“Pensavo peggio”. Ricorderò questa estate per il numero insospettabile di volte in cui me lo sono ripetuto. A volte mi basta pescare dalla voragine di aspettative negative per le quali mi ero predisposta per ritrovarmi a danzare dentro spazi di meraviglia fatti solo del peggio che non c’è stato. Mi ero preparata a rivivere nottate di liquefazione da clima torrido milanese tipico degli ultimi sette otto anni e invece fino ad ora soltanto temperature gioiosamente in linea con quelle da sopravvivenza umana. Ero rassegnata a farmi una ragione di un progetto andato a monte e sul quale fantasticavo da circa due anni, ho provato ad avere fiducia in questa città e lei mi ha risposto di nuovo e con più precisione a quello che cercavo. Prometto che questa poi la racconto con dovizia di dettagli ma non prima che tutto sia compiuto perché di scaramanzia nessuno è mai morto. Ho rinnovato il mio abbonamento ai musei della Lombardia e ho trascorso gli ultimi due mesi a sentirmi ogni volta più fortunata a vivere in una città vittima incolpevole della retorica facile e approssimativa sul suo essere diventata elitaria, senza pensare che la sua parte migliore è accessibile a tutti, assieme alle stesse case quando non le cerchi in pieno centro in mezzo a quartieri già saturi da almeno vent’anni. Ma questa è un’altra storia.

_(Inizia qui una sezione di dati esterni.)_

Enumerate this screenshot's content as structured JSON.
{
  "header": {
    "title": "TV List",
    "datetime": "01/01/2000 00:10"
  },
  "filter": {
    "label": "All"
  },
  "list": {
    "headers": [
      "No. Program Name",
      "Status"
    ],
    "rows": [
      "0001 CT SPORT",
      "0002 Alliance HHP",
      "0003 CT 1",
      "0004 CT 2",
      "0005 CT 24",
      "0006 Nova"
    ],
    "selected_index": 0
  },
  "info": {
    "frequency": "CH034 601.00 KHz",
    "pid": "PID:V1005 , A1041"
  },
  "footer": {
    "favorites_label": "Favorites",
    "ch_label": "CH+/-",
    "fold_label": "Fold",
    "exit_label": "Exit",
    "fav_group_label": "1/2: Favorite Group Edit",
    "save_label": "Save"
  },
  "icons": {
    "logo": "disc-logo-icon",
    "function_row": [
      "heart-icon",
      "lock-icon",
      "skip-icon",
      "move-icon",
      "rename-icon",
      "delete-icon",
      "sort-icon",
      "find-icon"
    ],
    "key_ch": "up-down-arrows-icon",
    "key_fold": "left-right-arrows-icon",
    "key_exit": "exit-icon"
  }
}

“Pensavo peggio” ha in sé il respiro di sollievo di quelli che non vorrebbero altro che evitare l’apocalisse augurandosi, nel caso, di soffrire il meno possibile. E’ la rassegnazione di quelli che non hanno mai avuto pretese ma poi si accorgono che ci hanno provato così tanto e con tale intensità che alla fine va bene, meglio di quanto potessi sperare. A volte addirittura benissimo. Fiduciosi che in fondo “aiutati che Dio ti aiuta” vale pure se non sei credente.
“Pensavo peggio” quando faccio i conti con i miei anni che si sommano e mi chiedo per quanto ancora riuscirò a fare cardio e pesi senza, un bel mattino, ritrovarmi a terra con un corpo che ha deciso di smettere di assecondarmi. In realtà me lo dico pure quando mi riescono certe posizioni bizzarre dello yoga di cuiprima o poi riuscirò a capire e apprezzare l’essenza profondaperché i miei “pensavo peggio” hanno uno spettro amplissimo che spazia tra le alte prestazioni decrescenti alla tranquillità dell’anima forse mai nata.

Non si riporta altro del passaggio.